The key difference in these experiments was that the audience out in the concert hall rated the various instruments. There were 55 and 82 participating listeners in the Paris and New York experiments, respectively. Figure 5 shows a view of the scene during the New York experiment. Pairs of instruments were played, and the listeners had to vote which was heard better, and which was preferred. Another stage of the experiment involved presenting new/old pairs of instruments, and asking the listeners to decide which was which.

Figure 5. A scene in the New York phase of the third experiment. Image copyright Hubert Raguet, reproduced by permission.

The results were very clear. The listeners preferred the new violins over the old, and also found that the new violins projected better. Results for projection with and without the orchestral accompaniment were strongly correlated. Furthermore, preferences expressed by the audience were in good agreement with those from the players. Finally, the audience members could not distinguish new from old instruments at better than chance levels.

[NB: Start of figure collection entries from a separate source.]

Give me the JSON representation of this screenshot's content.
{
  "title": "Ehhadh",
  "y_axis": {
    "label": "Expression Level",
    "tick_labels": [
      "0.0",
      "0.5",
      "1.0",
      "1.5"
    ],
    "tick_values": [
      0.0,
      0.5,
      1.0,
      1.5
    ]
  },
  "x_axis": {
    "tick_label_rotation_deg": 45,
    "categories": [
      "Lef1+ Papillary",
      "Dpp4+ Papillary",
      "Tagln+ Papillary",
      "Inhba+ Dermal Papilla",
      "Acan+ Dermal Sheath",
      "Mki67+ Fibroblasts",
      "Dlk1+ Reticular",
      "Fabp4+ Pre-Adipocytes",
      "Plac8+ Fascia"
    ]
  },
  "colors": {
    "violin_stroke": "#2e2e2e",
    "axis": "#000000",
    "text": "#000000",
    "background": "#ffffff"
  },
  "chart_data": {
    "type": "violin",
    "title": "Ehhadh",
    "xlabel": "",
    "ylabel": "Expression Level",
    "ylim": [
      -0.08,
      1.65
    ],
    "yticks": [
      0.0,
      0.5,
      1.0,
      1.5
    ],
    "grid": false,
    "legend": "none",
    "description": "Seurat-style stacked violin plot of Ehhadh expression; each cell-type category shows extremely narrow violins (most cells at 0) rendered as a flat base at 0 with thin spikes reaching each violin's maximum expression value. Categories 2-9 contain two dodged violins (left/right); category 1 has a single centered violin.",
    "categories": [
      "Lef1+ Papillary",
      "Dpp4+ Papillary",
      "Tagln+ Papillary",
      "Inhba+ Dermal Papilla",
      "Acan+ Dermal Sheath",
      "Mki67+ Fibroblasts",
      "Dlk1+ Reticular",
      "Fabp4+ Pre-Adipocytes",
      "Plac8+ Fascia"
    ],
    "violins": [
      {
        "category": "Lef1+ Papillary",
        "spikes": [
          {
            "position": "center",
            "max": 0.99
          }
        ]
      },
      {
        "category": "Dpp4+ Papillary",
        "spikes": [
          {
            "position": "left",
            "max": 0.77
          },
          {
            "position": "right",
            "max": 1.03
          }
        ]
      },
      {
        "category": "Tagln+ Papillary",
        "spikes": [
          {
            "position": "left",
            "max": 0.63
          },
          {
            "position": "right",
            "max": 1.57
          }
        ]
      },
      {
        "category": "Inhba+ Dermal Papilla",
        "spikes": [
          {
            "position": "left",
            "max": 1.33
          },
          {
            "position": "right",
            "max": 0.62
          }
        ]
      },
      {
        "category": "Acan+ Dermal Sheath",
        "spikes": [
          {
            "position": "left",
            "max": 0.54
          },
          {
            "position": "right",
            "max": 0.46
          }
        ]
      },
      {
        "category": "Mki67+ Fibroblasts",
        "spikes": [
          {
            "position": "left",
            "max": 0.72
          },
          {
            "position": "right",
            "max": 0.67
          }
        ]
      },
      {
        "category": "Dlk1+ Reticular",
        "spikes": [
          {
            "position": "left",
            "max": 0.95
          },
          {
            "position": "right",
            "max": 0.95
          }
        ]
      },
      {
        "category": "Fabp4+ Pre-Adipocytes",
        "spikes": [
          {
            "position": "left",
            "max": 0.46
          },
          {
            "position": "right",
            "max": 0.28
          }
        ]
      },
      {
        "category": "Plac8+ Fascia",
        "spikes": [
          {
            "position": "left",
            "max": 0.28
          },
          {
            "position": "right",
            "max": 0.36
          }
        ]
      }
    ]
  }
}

So there seems to be no secret of Stradivari. The best of the classic Italian instruments are still very good, of course, but the best of contemporary instruments can hold their own when given a level playing field on which to compete, and even sometimes out-perform the old instruments. Here is what the authors wrote after the third experiment: “A belief in the near-miraculous qualities of Old Italian violins has preoccupied the violin world for centuries. It may be that recent generations of violin-makers have closed the gap between old and new, or it may be that the gap was never so wide as commonly believed. Either way, the debate about old versus new can perhaps be laid aside now in favor of potentially more fruitful questions. What, for example, are the physical parameters determining the playing qualities of any violin, regardless of its age or country of origin?” [5].


[1] S. Carcagno, R. Bucknall, J. Woodhouse, C. Fritz, and C. J. Plack . “Effect of back wood choice on the perceived quality of steel-string acoustic guitars.” Journal of the Acoustical Society of America 144, 3533-3547, (2018).  DOI 10.1121/1.5084735. The article may be found here: https://doi.org/10.1121/1.5084735

[2] J. Woodhouse, E. K. Y. Manuel, L. A. Smith, A. J. C. Wheble and C. Fritz. “Perceptual thresholds for acoustical guitar models”. Acta Acustica united with Acustica 98, 475-486, (2012).  DOI 10.3813/AAA.918531.

[3] C. Fritz, J. Curtin, J. Poitevineau, P. Morrel-Samuels and F.-C. Tao. “Players preferences among new and old violins”; Proceedings of the National Academy of Sciences of the USA 109, 760-763 (2012).

[4] C. Fritz, J. Curtin, J. Poitevineau, H. Borsarello, I. Wollman, F.-C. Tao and T. Ghasarossian. “Soloist evaluations of six Old Italian and six new violins”; Proceedings of the National Academy of Sciences of the USA 111, 7224-7229 (2014).

[5] C. Fritz, J. Curtin, J. Poitevineau and F.-C. Tao. “Listener evaluations of new and Old Italian violins”; Proceedings of the National Academy of Sciences of the USA 114(21):2016194439 (2017). DOI 10.1073/pnas.1619443114.